Je suis arrivé tout en haut, ma famille m’attendait,
je n’ai pas pu descendre de vélo, puisque je suis tombé
sur le côté en arrivant, plus de force de décrocher
la chaussure de ma pédale.
Je
suis absolument incapable de vous dire comment j’y suis
arrivé, logiquement j’aurai dû abandonner quand le corps
ne suit plus, il ne reste que la tête, c’est elle qui
a soutenu l’effort jusqu’en haut et non mon corps.
Malgré
les dizaines de courses participées, si je me souviens
autant de celle-ci et des détails, c’est à cause de
la satisfaction indescriptible d’être arrivée en haut.

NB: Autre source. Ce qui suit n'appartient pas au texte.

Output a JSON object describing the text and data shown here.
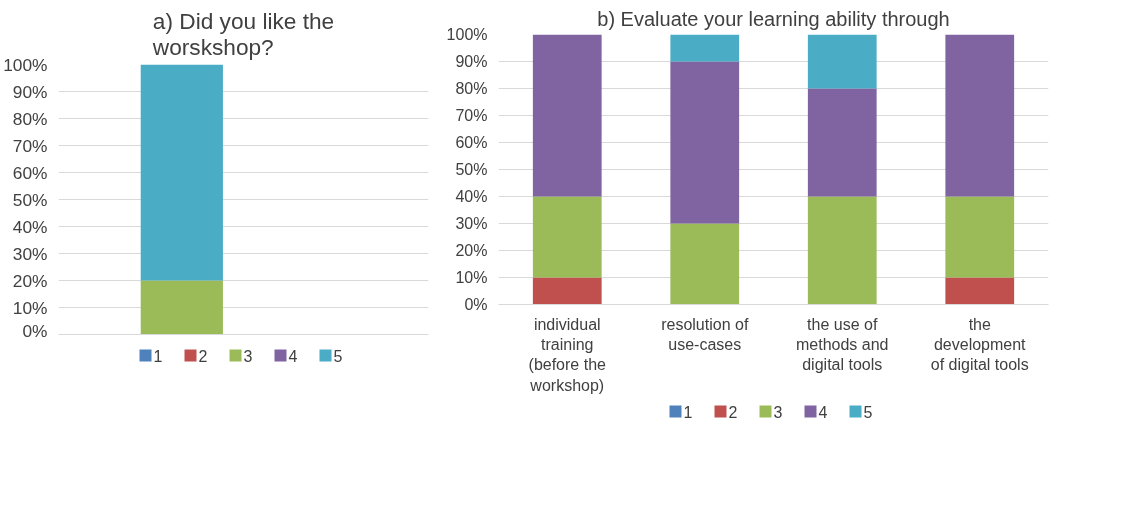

Pourquoi ? Je ne me suis pas battu contre les autres,
je me suis battu contre moi-même. Gagner n’a pas d’importance,
on part tous avec un handicap plus ou moins important,
l’essentiel est d’être satisfait de soi-même, d’avoir
le sentiment d’avoir été au-delà de ses possibilités.
L'état
d'esprit d'un sportif doit être la même dans la vie
de tous les jours, l'essentiel n'est pas d'être le meilleur,
de se battre contre la concurrence, c'est d'être satisfait
de soi-même. A partir de là, votre vie sera remplie
de satisfaction. Faites en sorte de donner le meilleur
de vous-même et la vie vous le rendra.